Promoting respect for human rights and fundamental freedoms of expression, information and communication is a pre-requisite for the creation, distribution and enjoyment of diverse cultural expressions. These are among the core guiding principles of UNESCO’s Convention on the Protection and Promotion of the Diversity of Cultural Expressions and the 1980 Recommendation on the Status of Artists.

UNESCO’s Convention calls for governments around the world to support artists and cultural professionals, including writers as creators and producers of cultural expressions.

145 countries around the world have now made commitments, through this Convention, to make space for artists and cultural professionals to create, to recognise their cultural productions, to support their efforts to drive change through their creative work.

The recognition and protection of artistic freedom are germane not only to the being and creative practice of artists themselves but also to the rights of all cultural producers. What is more, as a core fundamental freedom, artistic freedom is an essential ingredient of the wellbeing of citizens and societies, in the dynamics of social development and for the stability of the arts and cultural and creative industry sectors.
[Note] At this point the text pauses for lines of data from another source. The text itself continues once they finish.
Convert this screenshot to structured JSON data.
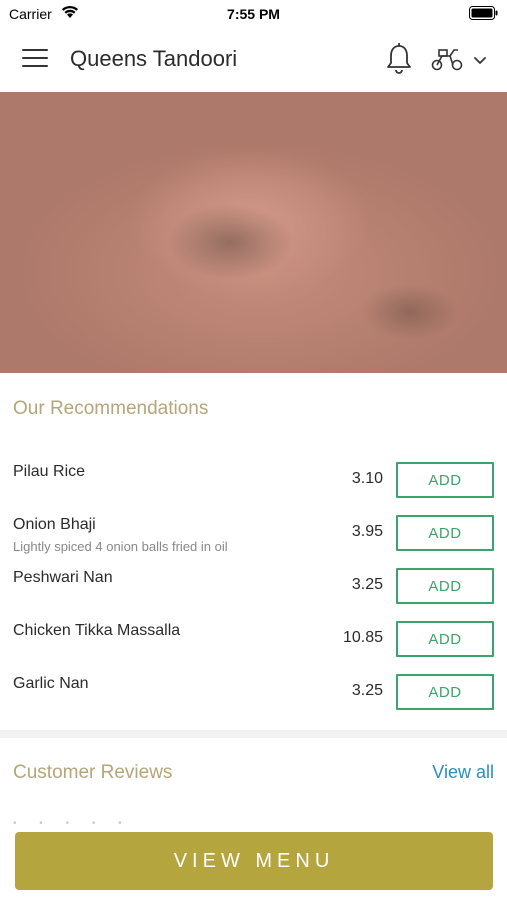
{
  "status_bar": {
    "carrier": "Carrier",
    "time": "7:55 PM"
  },
  "app_bar": {
    "title": "Queens Tandoori",
    "icons": [
      "menu-icon",
      "bell-icon",
      "scooter-icon",
      "chevron-down-icon"
    ]
  },
  "recommendations": {
    "title": "Our Recommendations",
    "add_label": "ADD",
    "items": [
      {
        "name": "Pilau Rice",
        "description": "",
        "price": "3.10"
      },
      {
        "name": "Onion Bhaji",
        "description": "Lightly spiced 4 onion balls fried in oil",
        "price": "3.95"
      },
      {
        "name": "Peshwari Nan",
        "description": "",
        "price": "3.25"
      },
      {
        "name": "Chicken Tikka Massalla",
        "description": "",
        "price": "10.85"
      },
      {
        "name": "Garlic Nan",
        "description": "",
        "price": "3.25"
      }
    ]
  },
  "reviews": {
    "title": "Customer Reviews",
    "view_all": "View all"
  },
  "footer": {
    "view_menu": "VIEW MENU"
  },
  "colors": {
    "accent_gold": "#b5a53e",
    "section_title": "#b5a57a",
    "add_green": "#3aa56a",
    "link_blue": "#2a8fc0"
  }
}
The growth and flourishing of the latter are striking in countries that respect and protect the freedom of artistic expression and at the same time have established mechanisms for the fair remuneration of artists and producers.

The freedom to imagine, create and distribute allows both artists and artistic producers to concentrate their efforts on the creation, production, distribution and dissemination of cultural expressions called for by the 2005 Convention. In addition, when citizens as members of audiences or publics are free to attend and take part in public artistic events of their choice, or enjoy artworks in their homes, the quality of life for individuals and societies is inevitably enhanced.

We know that creativity and innovation are vectors of development. But we also know that mobility has become an intrinsic part of artists’ lives. Artist’s residencies, for example, play a key role in this development as they provide artists with time, space and context for culture exchange, practice, encounters.

When we discuss writers and sustainable development, we must therefore also address the issues of mobility, free movement, participation in international exchanges, and discussions like the one today.

Led by the growth of the cultural sector, creative industries, sustainable tourism, and the arts and crafts, culture is a driver of sustainable development.

It is also an enabler of sustainable development -- the context in which development policies can move forward, through local ownership, with greater efficiency and impact, through social inclusion.

This is UNESCO’s vision.

Placing culture at the heart of development policies constitutes an essential investment in the world's future and a pre-condition to successful globalization processes that take into account the principle of cultural diversity.

The 2030 Agenda for Sustainable Development marks a substantial step forward for sustainable development in many fields, and particularly for culture as it is the first time that the international development agenda refers to culture.

In this new vision for the future development of humankind, culture is recognized as one of our greatest renewable energies.

Let me conclude by congratulating the organizers of the literary biennale for the initiative and wish the participants interesting and inspiring exchanges.